Imagine that there is a picture of someone in traction here.
Believe me, you don't want to see the actual pictures that come up
when you Google "pictures of people in traction."
Don't do it.
I mean it.
You'll be sorry.


DeNae's Salute to Fudge, Day 9:

Early in the season, your husband was perfectly content with strapping reindeer antlers on the dog and calling the house 'trimmed.'  However, since your move to the land of All Things Perfect, he feels stirrings of "¿Quién es más macho?" every time he pulls into the cul de sac and sees the neighbors' houses so comprehensively illuminated you could get a tan just by lying in the road for an hour.

Today, you came home to find him on the roof, writing out the entire text of Luke Chapter Two in LED lights.  He asks you to keep an eye out for the UPS truck, on accounta he's having live Elves overnighted from Mythical-Creatures-Reverse R-Us so he can show that stuck-up Marty Cranston how real men do a Santa's Workshop Yard Display. 

Make sure you have enough fudge for the news crew, the paramedics, and the president of the Homeowners Association.

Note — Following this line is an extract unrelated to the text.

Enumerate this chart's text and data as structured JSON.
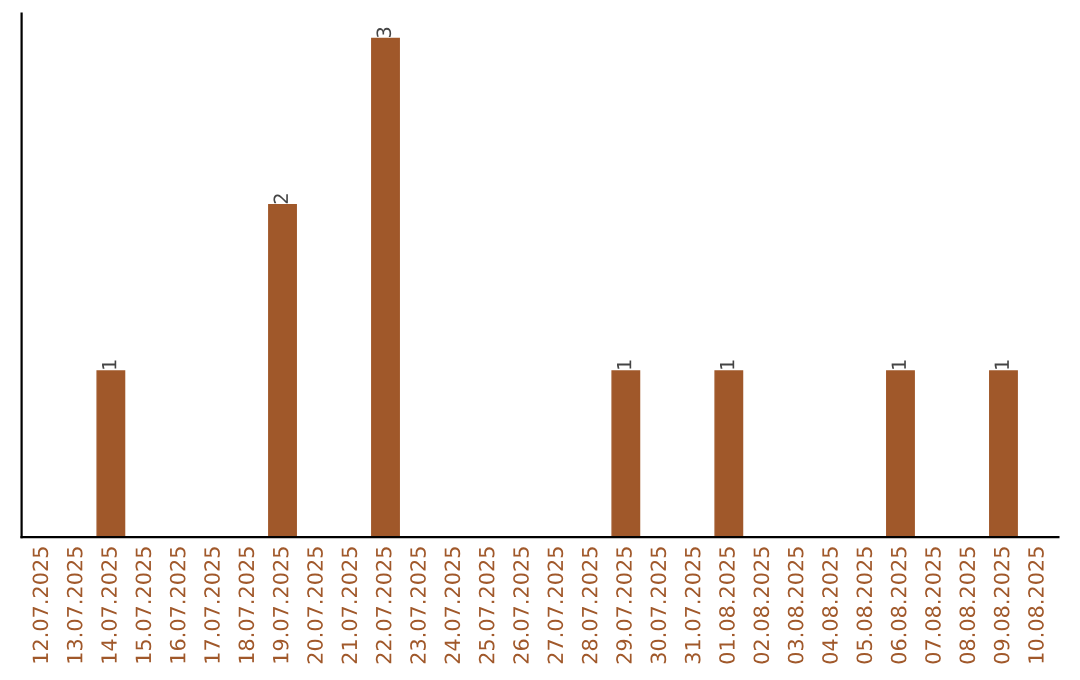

Marty Cranston thinks he's so great, he can make his own damn fudge.

2 comments:

Jenny P. said...

I love you, so, so much. My, oh my, this is funny.

Have you seen the photo circulating around facebook that has a house all it up and decorated, and then one right next door that just has the word "Ditto" in christmas lights across the top of the garage?

We don't have any christmas lights up. We live on a dead end road, in the middle of the woods. The kids a ask every year if we can decorate the outside of the house, which I think is stupid because no one drives past our house and WE wouldn't be able to see the lights from inside, so what would be the point? They don't like that line of reasoning so I just tell them the lights might scare the bears and raccoons and cause them to attack. I'm all about realistic parenting...

esbboston said...

I decorated for Halloween by letting a real spider live on the light by my front door. No, I didn't even go to the trouble of getting a spider, he just felt sorry for us and volunteered. It's Texas, most everyone and everything are a lil more friendly.